Personal information
- Full name: Martin McKinnon
- Born: 5 July 1975 (age 50) Adelaide
- Original team: Central District
- Draft: 26th, 1992 AFL draft
- Height: 189 cm (6 ft 2 in)
- Weight: 94 kg (207 lb)

Playing career^{1}
- Years: Club / Games (Goals)
- 1994 – 1995: Adelaide / 25 0(7)
- 1996 – 1998: Geelong / 54 (38)
- 1999 – 2000: Brisbane Lions / 07 0(5)
- Total:  / 86 (50)
- ^{1} Playing statistics correct to the end of 2000.

Career highlights
- AFL Rising Star nominee: 1995;

= Martin McKinnon =

Australian rules footballer

Martin "Marty" McKinnon (born 5 July 1975 in Adelaide) is a former Australian rules footballer who played with Adelaide, Geelong and the Brisbane Lions in the Australian Football League (AFL).

McKinnon was recruited by Adelaide in the 1992 AFL draft, with their first ever national draft pick. He was the youngest player on Adelaide's list at the time and played for Central District in the SANFL when not appearing with Adelaide. He made his AFL debut late in the 1994 AFL season and was a regular in the team the following year, playing mostly as a wingman.

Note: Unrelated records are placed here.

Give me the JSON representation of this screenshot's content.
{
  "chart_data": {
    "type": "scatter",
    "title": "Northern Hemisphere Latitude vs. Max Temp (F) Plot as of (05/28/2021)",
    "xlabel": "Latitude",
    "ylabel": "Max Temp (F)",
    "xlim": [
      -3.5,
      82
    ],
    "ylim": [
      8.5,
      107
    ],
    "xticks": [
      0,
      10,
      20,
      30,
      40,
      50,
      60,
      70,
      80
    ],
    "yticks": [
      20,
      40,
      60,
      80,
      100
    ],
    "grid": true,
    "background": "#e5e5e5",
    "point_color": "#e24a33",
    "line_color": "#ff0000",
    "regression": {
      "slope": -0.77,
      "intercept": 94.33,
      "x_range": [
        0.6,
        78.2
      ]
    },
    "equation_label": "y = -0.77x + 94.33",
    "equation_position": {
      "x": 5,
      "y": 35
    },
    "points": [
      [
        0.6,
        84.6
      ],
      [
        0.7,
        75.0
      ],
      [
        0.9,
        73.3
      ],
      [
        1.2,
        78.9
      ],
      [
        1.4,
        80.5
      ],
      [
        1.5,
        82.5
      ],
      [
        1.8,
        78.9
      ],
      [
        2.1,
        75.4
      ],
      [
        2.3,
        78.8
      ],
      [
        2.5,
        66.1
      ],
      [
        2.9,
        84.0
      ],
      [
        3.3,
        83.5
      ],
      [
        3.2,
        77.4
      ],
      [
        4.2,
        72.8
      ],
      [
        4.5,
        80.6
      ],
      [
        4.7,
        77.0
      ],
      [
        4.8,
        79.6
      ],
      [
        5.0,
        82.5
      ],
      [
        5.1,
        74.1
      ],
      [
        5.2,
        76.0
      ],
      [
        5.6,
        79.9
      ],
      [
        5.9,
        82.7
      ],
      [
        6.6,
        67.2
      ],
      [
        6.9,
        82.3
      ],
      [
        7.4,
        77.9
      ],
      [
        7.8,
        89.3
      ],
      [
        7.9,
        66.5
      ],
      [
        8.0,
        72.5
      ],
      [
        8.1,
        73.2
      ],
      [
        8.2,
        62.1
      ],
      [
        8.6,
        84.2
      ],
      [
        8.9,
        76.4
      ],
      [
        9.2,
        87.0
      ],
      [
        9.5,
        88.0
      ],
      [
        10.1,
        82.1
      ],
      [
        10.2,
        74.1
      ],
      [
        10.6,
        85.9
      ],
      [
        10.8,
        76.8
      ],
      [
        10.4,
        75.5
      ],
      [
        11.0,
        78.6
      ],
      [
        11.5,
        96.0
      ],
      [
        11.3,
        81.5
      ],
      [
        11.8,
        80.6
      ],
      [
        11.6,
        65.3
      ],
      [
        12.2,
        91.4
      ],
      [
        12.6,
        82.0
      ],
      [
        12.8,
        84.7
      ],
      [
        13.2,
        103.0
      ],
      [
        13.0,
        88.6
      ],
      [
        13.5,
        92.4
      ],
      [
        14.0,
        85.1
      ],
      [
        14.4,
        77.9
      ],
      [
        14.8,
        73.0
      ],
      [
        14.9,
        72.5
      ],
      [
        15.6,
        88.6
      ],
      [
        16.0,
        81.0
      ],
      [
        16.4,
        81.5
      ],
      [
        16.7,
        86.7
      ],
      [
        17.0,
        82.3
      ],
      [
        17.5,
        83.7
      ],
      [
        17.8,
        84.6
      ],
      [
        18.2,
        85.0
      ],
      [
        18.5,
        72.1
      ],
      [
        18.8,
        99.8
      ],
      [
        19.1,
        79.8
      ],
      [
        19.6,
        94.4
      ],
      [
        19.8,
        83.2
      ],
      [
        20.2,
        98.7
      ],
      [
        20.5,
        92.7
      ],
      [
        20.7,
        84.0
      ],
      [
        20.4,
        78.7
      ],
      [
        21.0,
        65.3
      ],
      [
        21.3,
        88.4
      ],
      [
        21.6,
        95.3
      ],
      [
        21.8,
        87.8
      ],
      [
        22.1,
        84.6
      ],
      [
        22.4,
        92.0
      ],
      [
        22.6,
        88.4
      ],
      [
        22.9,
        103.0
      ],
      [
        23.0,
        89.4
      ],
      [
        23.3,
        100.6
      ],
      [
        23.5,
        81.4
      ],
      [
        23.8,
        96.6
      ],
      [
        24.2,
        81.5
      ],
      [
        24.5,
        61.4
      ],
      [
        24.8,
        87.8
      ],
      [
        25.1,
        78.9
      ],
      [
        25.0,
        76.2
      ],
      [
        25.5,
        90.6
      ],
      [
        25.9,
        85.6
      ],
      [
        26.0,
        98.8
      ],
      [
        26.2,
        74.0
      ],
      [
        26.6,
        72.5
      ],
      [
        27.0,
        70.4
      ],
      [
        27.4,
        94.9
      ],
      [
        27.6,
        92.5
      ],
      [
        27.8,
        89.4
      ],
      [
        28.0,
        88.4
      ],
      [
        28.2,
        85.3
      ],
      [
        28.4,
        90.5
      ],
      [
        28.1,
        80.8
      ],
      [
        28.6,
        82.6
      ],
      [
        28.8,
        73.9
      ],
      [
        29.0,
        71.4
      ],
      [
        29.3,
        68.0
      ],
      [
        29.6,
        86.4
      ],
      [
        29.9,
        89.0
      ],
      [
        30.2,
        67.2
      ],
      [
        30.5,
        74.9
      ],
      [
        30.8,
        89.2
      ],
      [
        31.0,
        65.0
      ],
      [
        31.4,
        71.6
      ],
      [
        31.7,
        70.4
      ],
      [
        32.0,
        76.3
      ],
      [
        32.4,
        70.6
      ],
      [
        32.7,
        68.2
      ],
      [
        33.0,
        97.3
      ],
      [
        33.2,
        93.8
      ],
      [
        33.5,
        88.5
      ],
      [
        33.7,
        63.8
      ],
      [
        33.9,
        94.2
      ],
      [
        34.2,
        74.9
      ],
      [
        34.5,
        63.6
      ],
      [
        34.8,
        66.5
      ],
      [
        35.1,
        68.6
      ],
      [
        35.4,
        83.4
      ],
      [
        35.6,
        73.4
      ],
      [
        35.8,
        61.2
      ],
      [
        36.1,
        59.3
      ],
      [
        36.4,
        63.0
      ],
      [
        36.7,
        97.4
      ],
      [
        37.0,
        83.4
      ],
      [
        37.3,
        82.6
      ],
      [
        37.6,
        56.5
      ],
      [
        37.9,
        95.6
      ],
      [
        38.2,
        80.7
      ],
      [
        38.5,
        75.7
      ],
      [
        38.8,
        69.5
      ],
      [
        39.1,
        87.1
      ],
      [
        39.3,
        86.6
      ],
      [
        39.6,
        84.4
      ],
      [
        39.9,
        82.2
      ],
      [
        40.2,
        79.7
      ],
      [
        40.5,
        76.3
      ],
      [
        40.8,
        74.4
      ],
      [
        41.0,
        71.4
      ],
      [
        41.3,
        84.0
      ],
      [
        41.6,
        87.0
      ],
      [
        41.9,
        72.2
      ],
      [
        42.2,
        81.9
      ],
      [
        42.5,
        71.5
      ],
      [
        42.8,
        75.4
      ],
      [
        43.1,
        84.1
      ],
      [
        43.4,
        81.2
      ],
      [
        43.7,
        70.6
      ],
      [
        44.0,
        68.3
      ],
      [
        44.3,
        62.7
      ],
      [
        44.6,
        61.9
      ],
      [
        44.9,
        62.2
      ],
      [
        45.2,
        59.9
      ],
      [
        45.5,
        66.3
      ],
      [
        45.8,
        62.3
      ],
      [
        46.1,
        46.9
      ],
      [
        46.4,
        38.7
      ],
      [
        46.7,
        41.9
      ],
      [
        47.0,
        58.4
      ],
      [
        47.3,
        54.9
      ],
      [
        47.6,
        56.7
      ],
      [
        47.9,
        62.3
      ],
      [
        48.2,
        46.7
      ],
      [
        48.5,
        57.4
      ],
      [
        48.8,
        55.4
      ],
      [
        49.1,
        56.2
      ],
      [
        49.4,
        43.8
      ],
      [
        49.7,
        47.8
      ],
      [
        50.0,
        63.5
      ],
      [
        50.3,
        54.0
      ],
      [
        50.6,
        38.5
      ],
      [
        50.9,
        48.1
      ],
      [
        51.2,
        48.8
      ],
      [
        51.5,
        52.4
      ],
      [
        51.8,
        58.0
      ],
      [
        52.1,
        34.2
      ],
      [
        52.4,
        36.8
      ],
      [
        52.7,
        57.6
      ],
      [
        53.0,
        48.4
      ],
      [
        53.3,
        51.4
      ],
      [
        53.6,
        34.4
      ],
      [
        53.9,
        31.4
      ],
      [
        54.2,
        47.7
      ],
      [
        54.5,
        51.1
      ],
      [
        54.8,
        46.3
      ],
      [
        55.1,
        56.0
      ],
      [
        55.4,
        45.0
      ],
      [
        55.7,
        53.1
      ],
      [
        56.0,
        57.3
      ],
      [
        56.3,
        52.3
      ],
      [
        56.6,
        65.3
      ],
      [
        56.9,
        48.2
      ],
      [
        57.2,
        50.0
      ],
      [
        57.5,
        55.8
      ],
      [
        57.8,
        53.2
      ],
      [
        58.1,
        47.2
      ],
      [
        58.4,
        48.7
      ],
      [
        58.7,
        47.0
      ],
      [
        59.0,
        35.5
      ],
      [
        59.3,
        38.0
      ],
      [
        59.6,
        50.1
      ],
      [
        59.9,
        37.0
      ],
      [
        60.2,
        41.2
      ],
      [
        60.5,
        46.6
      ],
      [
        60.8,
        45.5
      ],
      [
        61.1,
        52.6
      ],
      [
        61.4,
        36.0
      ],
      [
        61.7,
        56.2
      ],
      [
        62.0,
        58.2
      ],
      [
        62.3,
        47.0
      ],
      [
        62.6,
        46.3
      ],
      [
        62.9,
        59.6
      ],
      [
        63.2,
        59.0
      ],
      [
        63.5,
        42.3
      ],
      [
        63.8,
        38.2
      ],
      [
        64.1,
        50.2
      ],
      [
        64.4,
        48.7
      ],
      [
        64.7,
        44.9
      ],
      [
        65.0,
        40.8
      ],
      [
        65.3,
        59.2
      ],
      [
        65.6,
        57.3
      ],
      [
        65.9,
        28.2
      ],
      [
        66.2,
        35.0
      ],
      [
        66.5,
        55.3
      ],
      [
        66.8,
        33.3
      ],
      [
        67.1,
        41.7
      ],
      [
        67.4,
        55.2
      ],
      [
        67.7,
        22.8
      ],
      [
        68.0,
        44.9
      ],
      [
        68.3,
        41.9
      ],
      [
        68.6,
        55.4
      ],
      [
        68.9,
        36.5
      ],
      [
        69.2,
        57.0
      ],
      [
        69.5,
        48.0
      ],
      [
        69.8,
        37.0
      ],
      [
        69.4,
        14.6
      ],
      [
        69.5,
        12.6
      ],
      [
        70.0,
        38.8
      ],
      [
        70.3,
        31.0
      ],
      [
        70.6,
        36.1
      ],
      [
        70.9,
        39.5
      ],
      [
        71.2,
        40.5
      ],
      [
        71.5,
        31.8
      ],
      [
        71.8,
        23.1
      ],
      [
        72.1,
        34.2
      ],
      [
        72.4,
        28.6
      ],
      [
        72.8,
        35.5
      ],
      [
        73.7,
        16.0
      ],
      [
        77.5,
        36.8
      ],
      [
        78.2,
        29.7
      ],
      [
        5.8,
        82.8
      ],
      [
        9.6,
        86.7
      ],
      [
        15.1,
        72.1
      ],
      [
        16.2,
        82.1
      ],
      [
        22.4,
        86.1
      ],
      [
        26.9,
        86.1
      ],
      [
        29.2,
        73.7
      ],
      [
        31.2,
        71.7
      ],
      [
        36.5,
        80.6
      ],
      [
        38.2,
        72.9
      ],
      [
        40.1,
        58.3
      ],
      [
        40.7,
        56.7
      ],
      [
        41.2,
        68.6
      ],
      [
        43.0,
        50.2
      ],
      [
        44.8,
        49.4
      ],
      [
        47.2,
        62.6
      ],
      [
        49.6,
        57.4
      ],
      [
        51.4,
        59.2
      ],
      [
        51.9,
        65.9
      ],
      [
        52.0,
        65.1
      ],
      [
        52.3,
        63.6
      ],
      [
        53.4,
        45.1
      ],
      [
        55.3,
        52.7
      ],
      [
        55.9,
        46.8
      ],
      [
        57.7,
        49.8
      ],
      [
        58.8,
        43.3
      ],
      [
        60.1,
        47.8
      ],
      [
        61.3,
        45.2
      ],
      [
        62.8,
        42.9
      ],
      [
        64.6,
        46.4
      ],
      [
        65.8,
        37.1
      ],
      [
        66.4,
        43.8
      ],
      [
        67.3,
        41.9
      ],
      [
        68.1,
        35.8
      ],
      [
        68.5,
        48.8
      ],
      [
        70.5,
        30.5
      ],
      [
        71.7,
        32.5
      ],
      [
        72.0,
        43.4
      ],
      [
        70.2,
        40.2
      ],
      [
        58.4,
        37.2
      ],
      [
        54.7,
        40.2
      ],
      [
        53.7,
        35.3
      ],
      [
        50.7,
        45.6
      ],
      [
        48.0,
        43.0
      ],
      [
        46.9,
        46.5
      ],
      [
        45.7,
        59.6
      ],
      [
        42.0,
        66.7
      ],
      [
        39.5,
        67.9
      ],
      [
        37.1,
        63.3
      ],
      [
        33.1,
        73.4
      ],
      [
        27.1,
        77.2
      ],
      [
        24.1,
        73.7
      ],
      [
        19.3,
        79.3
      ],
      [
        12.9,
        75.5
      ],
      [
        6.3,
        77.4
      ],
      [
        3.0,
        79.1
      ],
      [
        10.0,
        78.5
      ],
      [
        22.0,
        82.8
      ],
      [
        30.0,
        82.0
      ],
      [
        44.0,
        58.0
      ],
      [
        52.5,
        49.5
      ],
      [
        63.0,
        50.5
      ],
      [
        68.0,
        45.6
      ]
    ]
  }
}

He twice received the maximum three Brownlow votes while with Adelaide, for 23 disposals in a win over reigning premiers Essendon in 1994 and for 25 disposals against St Kilda for which he received an AFL Rising Star nomination in 1995. He also represented South Australia's State of Origin side in their 1995 encounter against Victoria.

A left footer, McKinnon was traded to Geelong at the end of the 1995 season in a trade which helped bring Darren Jarman to Adelaide. He played in Geelong's first 18 games in 1996 and also a Qualifying Final. In 1997 he did not miss a game and appeared in two further finals. He had been used as a small forward that season and kicked 23 goals.

After three seasons at Geelong, McKinnon was traded to Brisbane for Scott Bamford and Tristan Lynch.

The nephew of SANFL great Phil Gallagher, McKinnon returned to his initial club Central District in 2001 and played in a premiership.